Review: The Marriage Portrait

I recently bought a copy of The Marriage Portrait by Maggie O’Farrell, having been attracted by the brief description of a historical novel involving a marriage in XVI century Italy, and by the author’s biography.

Maggie O’Farrell is the author of Hamnet, winner the Women’s Prize for Fiction 2020, and the memoir I am, I am, I am, both Sunday Times  no. 1 bestsellers. She was born in Northern Ireland in 1972 and raised in Wales and Scotland. Her novel The Hand that First Held Mine won the 2010 Costa Novel Award, and The Distance between Us won a Somerset Maugham Award. She currently lives in Edinburgh.

Maggie O’Farrell

The Marriage Portrait is set in XVI century Florence and Ferrara, Italy. The protagonist is Lucrezia, the fifth child of the Duke of Tuscany, a somewhat rebellious child, who stroked a captured tiger in the basement of her father’s castle and was thought to have charmed the beast. At the age of thirteen she was betrothed to Alfonso II, Duke of Ferrara who was more than ten years her senior. He had previously been betrothed to an older sister who died. Her marriage took place when she was sixteen in Florence and she moved to Ferrara as a young duchess with a maid, Emilia, who is two years older and the daughter of her childhood nanny. There is political intrigue in Ferrara, where Alfonso’s mother has taken up a hostile alliance. One of Alfonso’s two sisters, Elizabetta, is having an affair with the captain of the palace guards, Ercole Contrari, and the other sister, Nunciata, seems hostile to Lucrezia. When Alfonso discovers the love affair between Elizabetta and Ercole, he orders that Ercole be strangled by the brutal Baldassare, the dukes cousin, while Elizabetta is required to watch. It becomes clear to Lucrezia that she is required to produce a male heir for Alfonso. She must perform her marital duty frequently. Her husband sometimes strikes her as cruel and distant and warm and loving at other times. When the couple move to a remote hunting lodge, Lucrezia is convinced that her husband intends to murder her. He refers to a marriage portrait of Lucrezia as “my first duchess”. I won’t give away the ending which is quite satisfactory, but I will say that the real first duchess, on whom Lucrezia is based, was reported to have died of a “putrid fever”, but there were rumors that she was murdered by her husband. The real Alfonso II married twice more; neither duchess produced an heir.

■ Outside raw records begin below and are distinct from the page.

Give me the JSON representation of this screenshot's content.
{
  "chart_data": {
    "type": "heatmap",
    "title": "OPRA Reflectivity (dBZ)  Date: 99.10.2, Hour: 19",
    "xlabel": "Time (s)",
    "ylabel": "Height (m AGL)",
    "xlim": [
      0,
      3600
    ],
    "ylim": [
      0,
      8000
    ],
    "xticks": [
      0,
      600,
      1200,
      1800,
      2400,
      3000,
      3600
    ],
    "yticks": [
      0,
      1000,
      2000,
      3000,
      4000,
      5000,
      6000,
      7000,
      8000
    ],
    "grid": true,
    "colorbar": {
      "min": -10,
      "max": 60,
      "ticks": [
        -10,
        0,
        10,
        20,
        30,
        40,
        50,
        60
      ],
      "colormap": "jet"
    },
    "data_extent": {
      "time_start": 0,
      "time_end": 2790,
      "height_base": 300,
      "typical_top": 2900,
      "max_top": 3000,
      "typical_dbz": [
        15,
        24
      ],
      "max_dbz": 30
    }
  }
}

I have only one major criticism of this novel, and that is that it is too long. It is 432 pages long, but it could be trimmed without any significant loss and it would gain urgency. Ms O’Farrell likes to describe her settings in poetic detail which makes them beautifully clear but a bit laborious. The plot of the novel is excellent. One is convinced of being immersed in XVI century Italy with characters who are living like royalty and servants can at best survive. The values and traditions of the times are captured as well. There is a frequent transition between a short chapter which is set in the final hunting lodge and an earlier, longer chapter containing events leading up to the end. This sequencing can be confusing, and I’m not convinced it is necessary to maintain the ‘is he really going to kill me?’ tension.